From CHARLES BOYLE, Publisher
I wish to register my deep anger and sadness regarding the recent in cuts in funding to a number of important literary organisations in England. I write as a publisher.
The work of the Poetry Book Society and the Poetry Trust in enabling the poetry books I publish to gain readers has been of irreplaceable value. I refer you in particular to two first poetry collections published by CB editions: through the PBS seasonal recommendations and bulletins, and through the Poetry Trust’s Aldeburgh Poetry Prize, invitations to read at their festival and podcasts, knowledge of these books has been spread to readers who would otherwise have remained ignorant, and the poets have been able to develop their writing as their talent deserves. No other organisation in the UK is equipped to perform this function in the same way. Without the PBS and the PT, the job of spreading the word about new poetry will be even further monopolised by the marketing departments of the major commercial publishers. Cuts to these organisations are cuts to all publishers of poetry, and to readers of poetry too, but proportionately will be felt hardest by the smaller presses.
Arc Publications is dedicated to the kind of international, inclusive outlook that over the past few years commercial publishers have shied away from – which is to say that it is now more than ever that they need practical and financial support, not just the lip-service that public bodies generally pay to the values Arc embodies. Enitharmon Press publishes books that are essential to the country’s culture.
Both have worked for decades, with minimal financial resources, to develop a readership for challenging but necessary writers. Cutting their funding now not only endangers their future but is an insult to their past dedication and what they have achieved.

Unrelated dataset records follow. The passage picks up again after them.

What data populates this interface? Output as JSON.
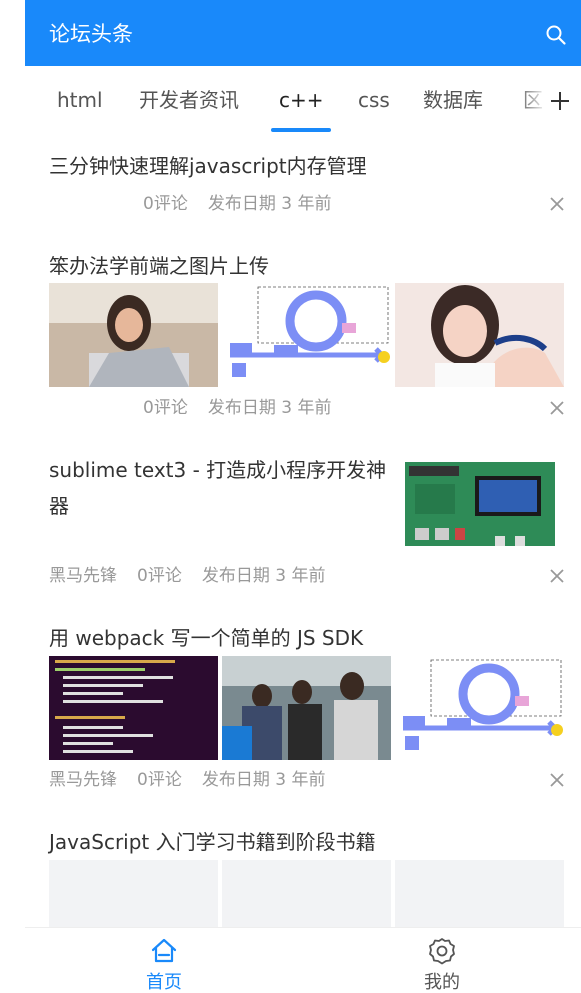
{
  "navbar": {
    "title": "论坛头条"
  },
  "tabs": [
    "html",
    "开发者资讯",
    "c++",
    "css",
    "数据库",
    "区"
  ],
  "articles": [
    {
      "title": "三分钟快速理解javascript内存管理",
      "author": "",
      "comments": "0评论",
      "date": "发布日期 3 年前"
    },
    {
      "title": "笨办法学前端之图片上传",
      "author": "",
      "comments": "0评论",
      "date": "发布日期 3 年前"
    },
    {
      "title": "sublime text3 - 打造成小程序开发神器",
      "author": "黑马先锋",
      "comments": "0评论",
      "date": "发布日期 3 年前"
    },
    {
      "title": "用 webpack 写一个简单的 JS SDK",
      "author": "黑马先锋",
      "comments": "0评论",
      "date": "发布日期 3 年前"
    },
    {
      "title": "JavaScript 入门学习书籍到阶段书籍"
    }
  ],
  "tabbar": {
    "home": "首页",
    "mine": "我的"
  },
  "colors": {
    "primary": "#1989fa",
    "text": "#333333",
    "muted": "#999999"
  },
  "icons": {
    "search": "search-icon",
    "close": "close-icon",
    "plus": "plus-icon",
    "home": "home-icon",
    "settings": "gear-icon"
  }
}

That these and other publishers have received cuts, while public money continues to be spent on such schemes as the Faber mentoring of new poets, is madness. The effect is to professionalise writers while reducing, and in some cases eliminating altogether, the ability of publishers to disseminate their work in a professional manner. For over at least a decade, publishing in the UK in general has been taking fewer risks, offering fewer opportunities to new or neglected talent; for ACE to abet this process rather than challenge it is a betrayal of its purpose.